Originally Published 2019-11-02 12:14:41 Published on Nov 02, 2019
If the Jal Jeevan Mission succeeds, water will be the Modi administration’s true revolution
Why Modi's water policy is a timely intervention

In 1951, per-capita water availability in India was just over 5,000 cu m per year. In 2011, it was 1,545 cu m. The figure has almost certainly come down since. Should it drop below 1,000 cu m per year, India will formally become a water-scarce country for the first time in its 5,000-year history. If water availability is a problem, inequality in access is even more so.
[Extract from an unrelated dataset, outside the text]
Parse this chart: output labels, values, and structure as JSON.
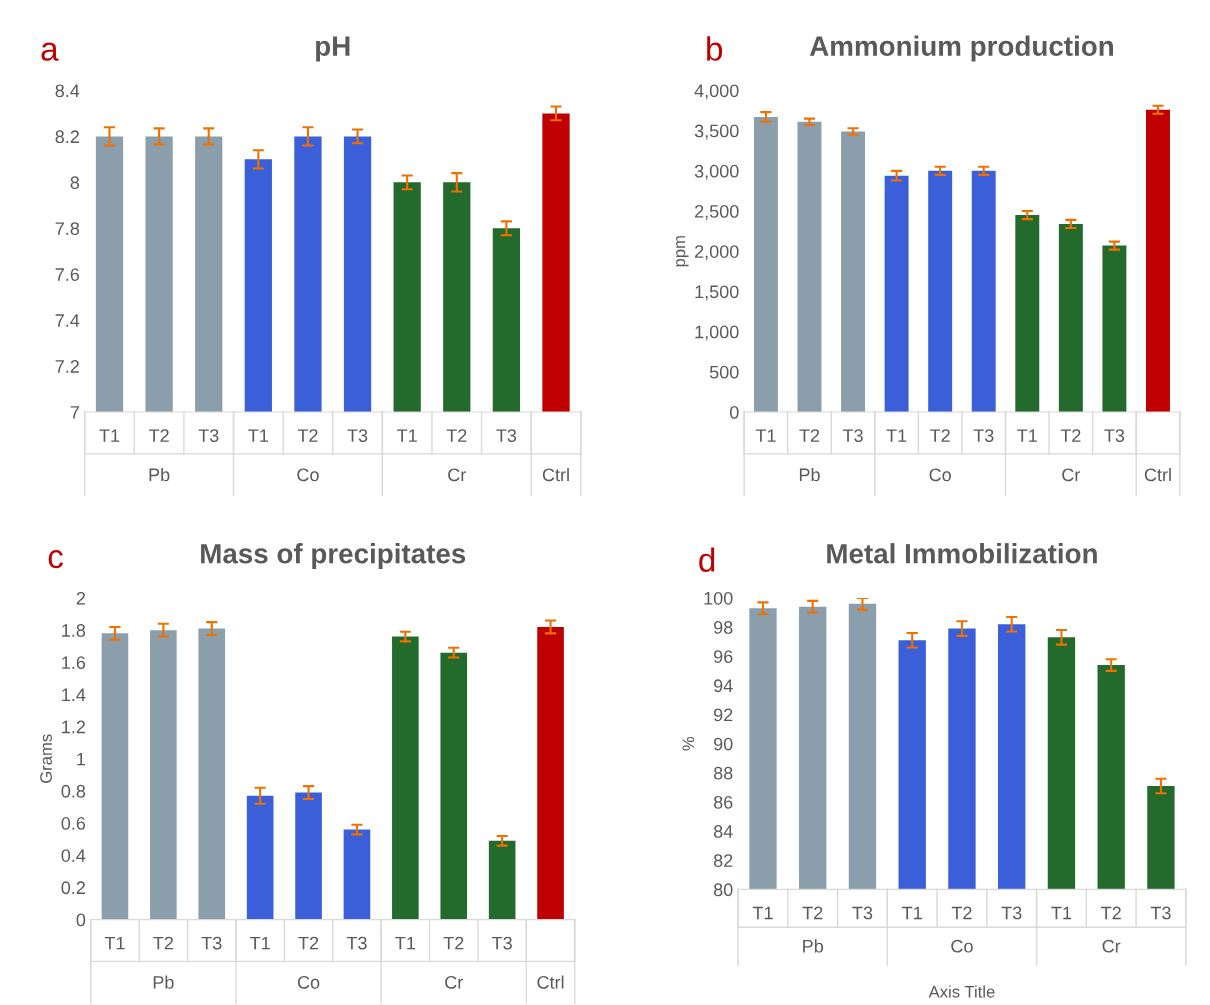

India has 180 million rural households. About 33 million have access to piped water; a little over 145 million don’t. The Jal Jeevan Mission (JJM), announced by Prime Minister Narendra Modi, aims to provide tap water to all of these households by 2024. This means 4.5 times more houses have to be linked to piped water in the coming five years than has been done in the past 72 years.
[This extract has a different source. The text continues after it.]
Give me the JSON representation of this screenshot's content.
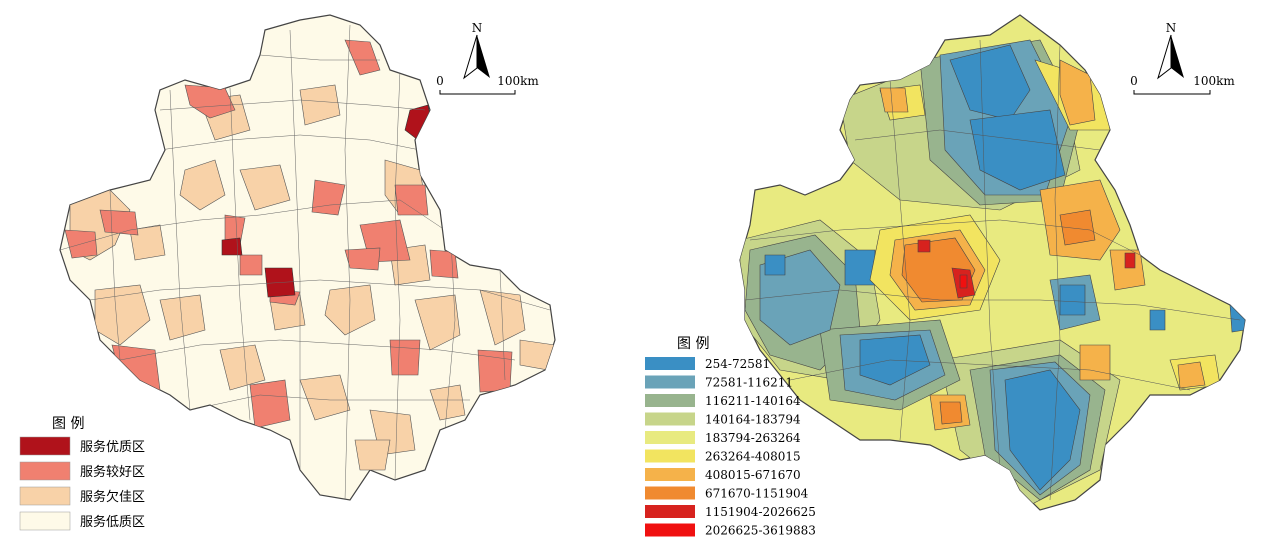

The mission constitutes one of GoI’s biggest infrastructure outlays. Rs 3,50,000 crore (roughly $50 billion) will be spent on the project. That comes to Rs 70,000 crore a year on cement, pipes, pumps, equipment, construction, wages, conservation, revival of water bodies, skill building, institution creation — everything. Spent wisely, this will be a boon not just to rural society, health and equity, but also to the rural economy.

Yet, JJM is not merely about construction and contracts. It flows from a larger philosophy and an integrated approach to water-related issues that caused the prime minister to merge several departments and create the Ministry of Jal Shakti by the merging of the ministry of water resources, river development and Ganga rejuvenation and the ministry of drinking water and sanitation. In part, Modi is scaling up his lessons from Gujarat. In a wider sense, he is seeking to inculcate a responsible and responsive relationship with water. At meetings, he frequently uses two phrases: the ‘value of water’, and the ‘water footprint’ of human and economic activity.

The story of Modi’s intense engagement with water as a policy issue goes back to the early summer of 2002, when Gujarat began a familiar cycle of summertime shortages.

North Gujarat, Saurashtra and Kutch had a chronic water scarcity. On an average, dams and reservoirs there were filled to 24-25% of capacity. Exasperated by the endless plans for water trains and tankers, Modi told Gujarat’s civil servants, “I don’t want to just manage the situation, I want a solution.”

Within six years, he had his results. From 2008, the water table in Gujarat has actually been rising. 80% of households in the state have access to piped water. A network of canals takes the floodwaters of south Gujarat to Saurashtra and other water-scarce regions to irrigate farmland, recharge groundwater and fill dams and reservoirs. 2019 saw abundant rains. Those dams and reservoirs — once filled to no more than a quarter of capacity — have been completely filled twice. A pioneering state water grid covers three-fourths of Gujarat — 14,000 of 18,500 villages.

Enlightened water policy needs infrastructure. But more than that, it requires institutions with local and village ownership. Both JJM and the Jal Shakti Abhiyan — a preparatory campaign to empower local communities, in cooperation with state and GoI agencies, and work towards water conservation in 256 water-stressed districts — are designed for village-level ownership.

Intrinsic to JJM is rejuvenation of rivers, as well as other local water sources. Augmenting water availability is the sum of several efforts: conservation and revival; recycle and reuse of water (including grey water); rainwater harvesting; judicious use of water for farming (an expansion of ‘per drop, more crop’); efficient use of water in industry; in situ treatment of waste, rather than transporting it long distances using copious quantities of water.

Labelling products, or pushing industry to benchmark optimal use of water, is a distinct possibility. A relook at water-guzzling sugarcane —with a value chain that sucks in subsidies at various stages — may finally be attempted. Reimagining the public health engineering department (PHED) as not just a technical body but also as a public utility that oversees water entitlements as well as pricing of such entitlements is a goal. Digital sensors could facilitate remote monitoring of household water supply and quality, and eliminate tedious meter readings. In any community, water is intensely political. Modi hopes to decentralise water source revival, recharge and distribution, with the community taking control. Particularly exciting will be the mandatory participation of women — the biggest gainers from assured supply —in water management.

Such devolution will be incentivised by GoI, linked to milestones state governments and gram panchayats must reach, and hand-held by NGOs. For instance, JJM could tie up with the skill development ministry to train village women to measure turbidity and quality.

If all this succeeds, water will be the Modi administration’s true revolution.